Met bonkend hart open ik de deur.
Zusje wordt wakker.
“Ik zie Max nergens.”
“Die is toch net opgehaald door de hondenuitlater?”
Oh ja.
Later rijd ik haar naar het ziekenhuis.
Ik neem de bocht te hard en stopt abrupt.
Ze pakt de deurstijl.
Ze is deze weken bang in de auto.
Ze heeft kanker.
Ik zorg een dagje voor haar en ben in paniek.
Doe ik het goed?
Doe ik het goed?
Doe ik het goed?
Doe ik het goed?
Doe ik het goed?
Als je zorgt voor iemand, ben je er niet altijd op voorbereid dat je van alles in jezelf kunt tegenkomen.

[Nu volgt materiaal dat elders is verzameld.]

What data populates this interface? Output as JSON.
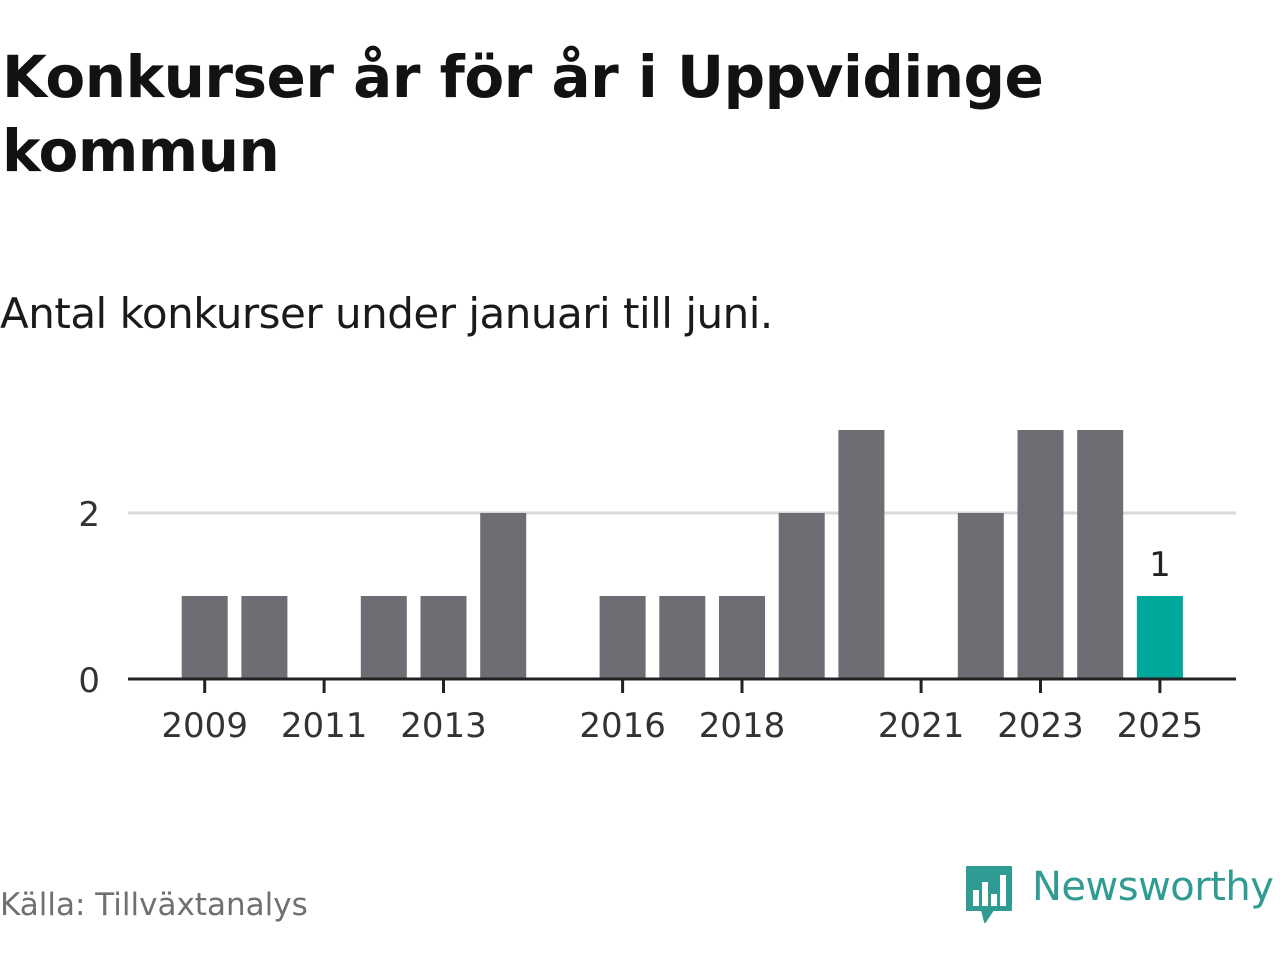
{
  "title": "Konkurser år för år i Uppvidinge kommun",
  "subtitle": "Antal konkurser under januari till juni.",
  "source": "Källa: Tillväxtanalys",
  "logo": {
    "text": "Newsworthy",
    "icon": "newsworthy-bar-chart-bubble-icon"
  },
  "colors": {
    "bar": "#6e6d73",
    "highlight": "#00a89c",
    "gridline": "#d9d9d9",
    "axis": "#222222",
    "brand": "#2f9b92"
  },
  "chart_data": {
    "type": "bar",
    "categories": [
      "2008",
      "2009",
      "2010",
      "2011",
      "2012",
      "2013",
      "2014",
      "2015",
      "2016",
      "2017",
      "2018",
      "2019",
      "2020",
      "2021",
      "2022",
      "2023",
      "2024",
      "2025"
    ],
    "values": [
      0,
      1,
      1,
      0,
      1,
      1,
      2,
      0,
      1,
      1,
      1,
      2,
      3,
      0,
      2,
      3,
      3,
      1
    ],
    "x_tick_labels": [
      "2009",
      "2011",
      "2013",
      "2016",
      "2018",
      "2021",
      "2023",
      "2025"
    ],
    "y_ticks": [
      0,
      2
    ],
    "ylim": [
      0,
      3
    ],
    "highlight_category": "2025",
    "data_labels": [
      {
        "category": "2025",
        "text": "1"
      }
    ],
    "xlabel": "",
    "ylabel": "",
    "grid": "horizontal",
    "legend": "none"
  }
}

Dat is niet alleen maar liefde, barmhartigheid, sereniteit en halleluja. Jazeker, daar begint het mee, dat zijn je eerste impulsen.

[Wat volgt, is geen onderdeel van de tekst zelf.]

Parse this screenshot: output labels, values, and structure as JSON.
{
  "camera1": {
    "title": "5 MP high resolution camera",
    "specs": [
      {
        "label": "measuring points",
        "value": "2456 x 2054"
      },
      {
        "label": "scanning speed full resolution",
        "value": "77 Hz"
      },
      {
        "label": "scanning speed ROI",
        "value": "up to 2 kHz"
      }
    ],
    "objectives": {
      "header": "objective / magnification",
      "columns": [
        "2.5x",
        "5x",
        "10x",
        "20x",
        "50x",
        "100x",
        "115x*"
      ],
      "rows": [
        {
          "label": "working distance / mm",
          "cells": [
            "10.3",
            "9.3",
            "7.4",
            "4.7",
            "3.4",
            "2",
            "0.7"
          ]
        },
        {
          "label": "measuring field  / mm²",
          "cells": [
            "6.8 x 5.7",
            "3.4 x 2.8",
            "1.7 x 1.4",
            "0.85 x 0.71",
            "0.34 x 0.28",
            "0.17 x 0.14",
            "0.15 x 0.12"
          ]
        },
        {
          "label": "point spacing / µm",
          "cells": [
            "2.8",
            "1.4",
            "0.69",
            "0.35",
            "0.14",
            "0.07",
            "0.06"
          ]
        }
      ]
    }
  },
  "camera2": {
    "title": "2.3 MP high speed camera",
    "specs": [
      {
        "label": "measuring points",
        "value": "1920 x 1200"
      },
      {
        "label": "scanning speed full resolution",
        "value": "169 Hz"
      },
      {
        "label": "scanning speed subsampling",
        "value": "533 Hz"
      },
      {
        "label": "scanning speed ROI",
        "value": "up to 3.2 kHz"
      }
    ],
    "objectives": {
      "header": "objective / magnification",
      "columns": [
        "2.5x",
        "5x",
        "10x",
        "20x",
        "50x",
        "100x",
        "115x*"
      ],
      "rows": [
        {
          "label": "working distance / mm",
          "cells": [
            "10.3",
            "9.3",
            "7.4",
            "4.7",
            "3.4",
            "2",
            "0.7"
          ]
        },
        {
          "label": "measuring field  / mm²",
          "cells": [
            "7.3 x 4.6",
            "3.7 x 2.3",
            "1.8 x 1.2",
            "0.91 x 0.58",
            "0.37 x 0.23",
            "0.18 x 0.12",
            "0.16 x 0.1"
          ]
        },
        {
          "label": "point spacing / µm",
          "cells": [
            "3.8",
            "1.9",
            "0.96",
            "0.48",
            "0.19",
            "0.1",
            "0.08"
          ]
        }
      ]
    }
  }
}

En dan komt paniek op bezoek.
Ram Dass nodigt ons uit om paniek mee te laten doen als we voor iemand zorgen.
“Wanneer we- als we zorgen – in onszelf angst voor lijden of voor controleverlies bespeuren, krijgen we misschien de neiging om onszelf te veroordelen.
We raken in de war en voelen ons slecht op ons gemak wanneer we onze ’zwakheid’ erkennen.

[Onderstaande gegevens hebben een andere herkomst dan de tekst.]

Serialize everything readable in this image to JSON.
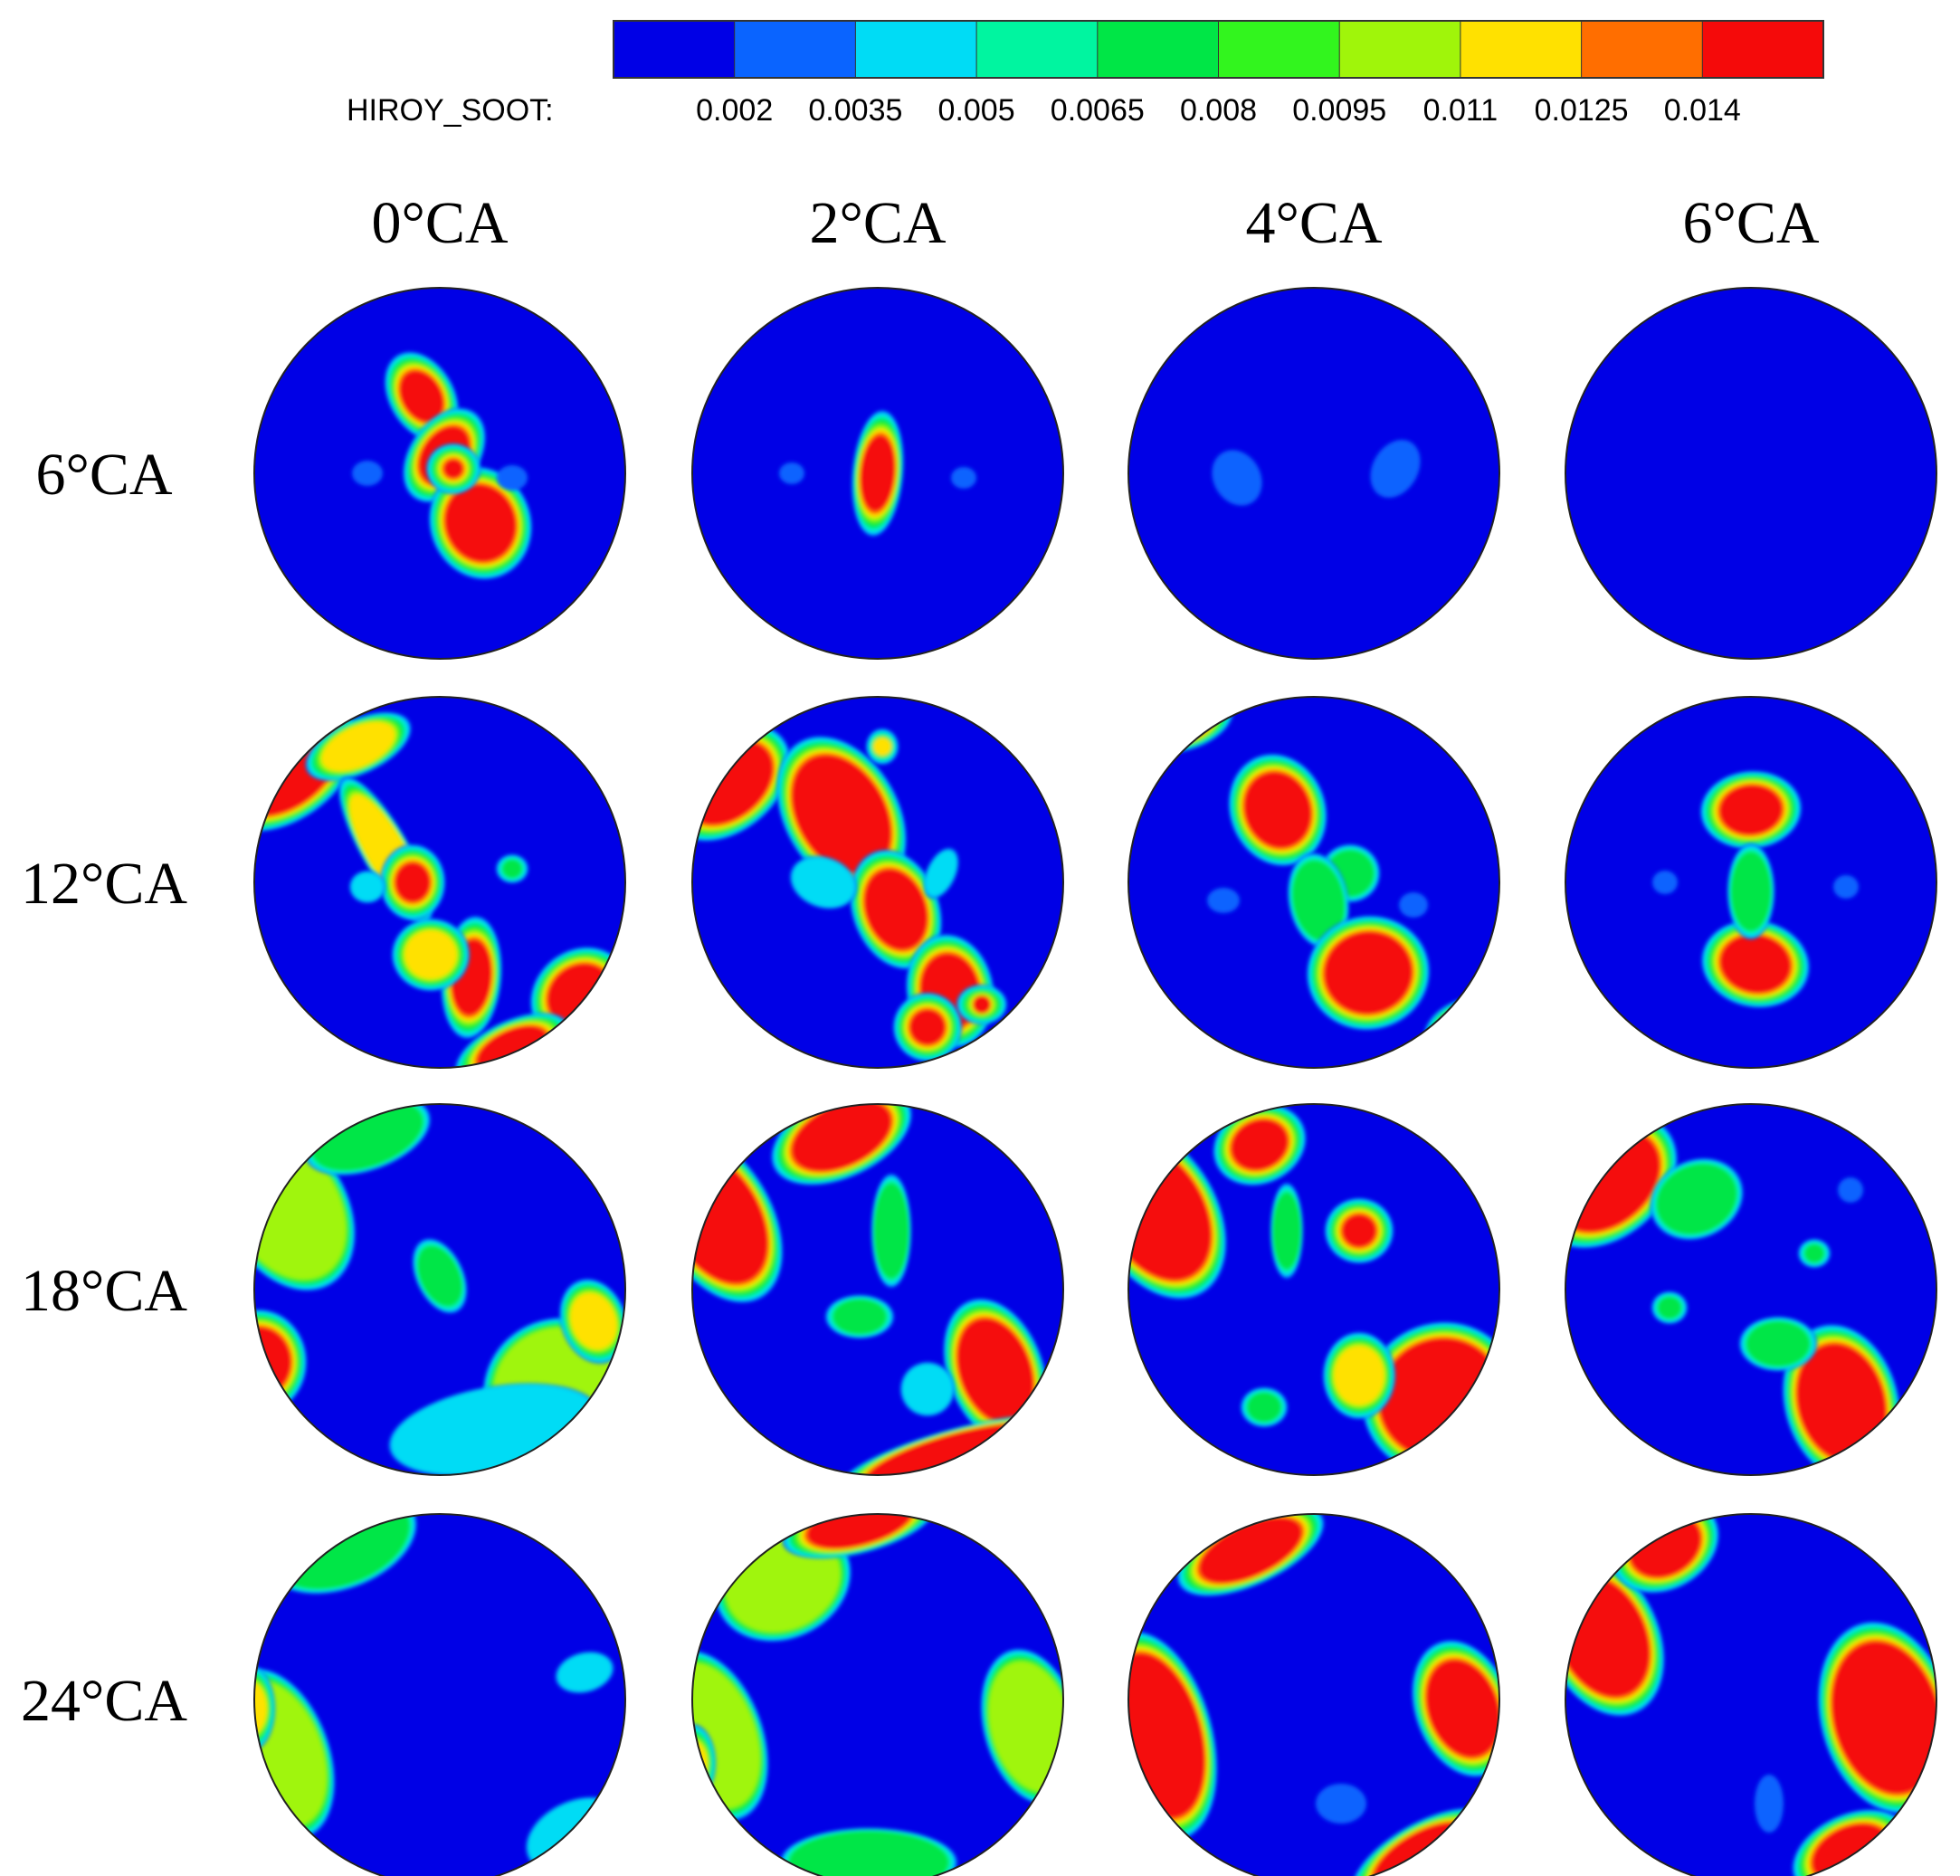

Maar dit erkennen van onze zwakheid kan onze defensiviteit ontkrachten.
Als we angst erkennen wordt de kans veel groter dat we aanwezig zijn voor ieder die worstelt met zijn of haar gevoel van ontoereikendheid, onwaardigheid, angst.”
Dus erken je paniek. Met mededogen.
Dat kan bijvoorbeeld met een simpele gedachte: ’Ik voel me niet op mijn gemak bijmijn zusje, omdat ze zoveel pijn heeft. Ik wil haar zo graag helpen, maar het ziet er naar uit dat ik niets kan doen. Ik merk dat ik onecht word als ik bij haar ben.
En dat is in orde.’
Het mooie van erkennen is, dat onechtheid kan verdwijnen.
In de woorden van Ram Dass en Paul Gorman:
“De erkenning van onze menselijkheid, dat mengsel van medeleven en angst, geeft onze helpende hand kracht.
Het bevrijdt jou en de ander van geconditioneerde reacties.
Maar het geeft je ook de gelegenheid om het lijden zelf bewuster te ervaren.
We kunnen stilstaan en onder ogen zien wat zich vlak voor ons afspeelt.
We kunnen kijken naar wat is.”
Ik herinner me niet goed meer hoe Maria en ik het erover hebben gehad die dag.
Het ging in ieder geval niet volgens het Ram Dass boekje zoals ik me dat voorstel:
“Oh zusje ik ben in paniek.”
“Ik zie het lieverd, en ik voel er ongemak bij.”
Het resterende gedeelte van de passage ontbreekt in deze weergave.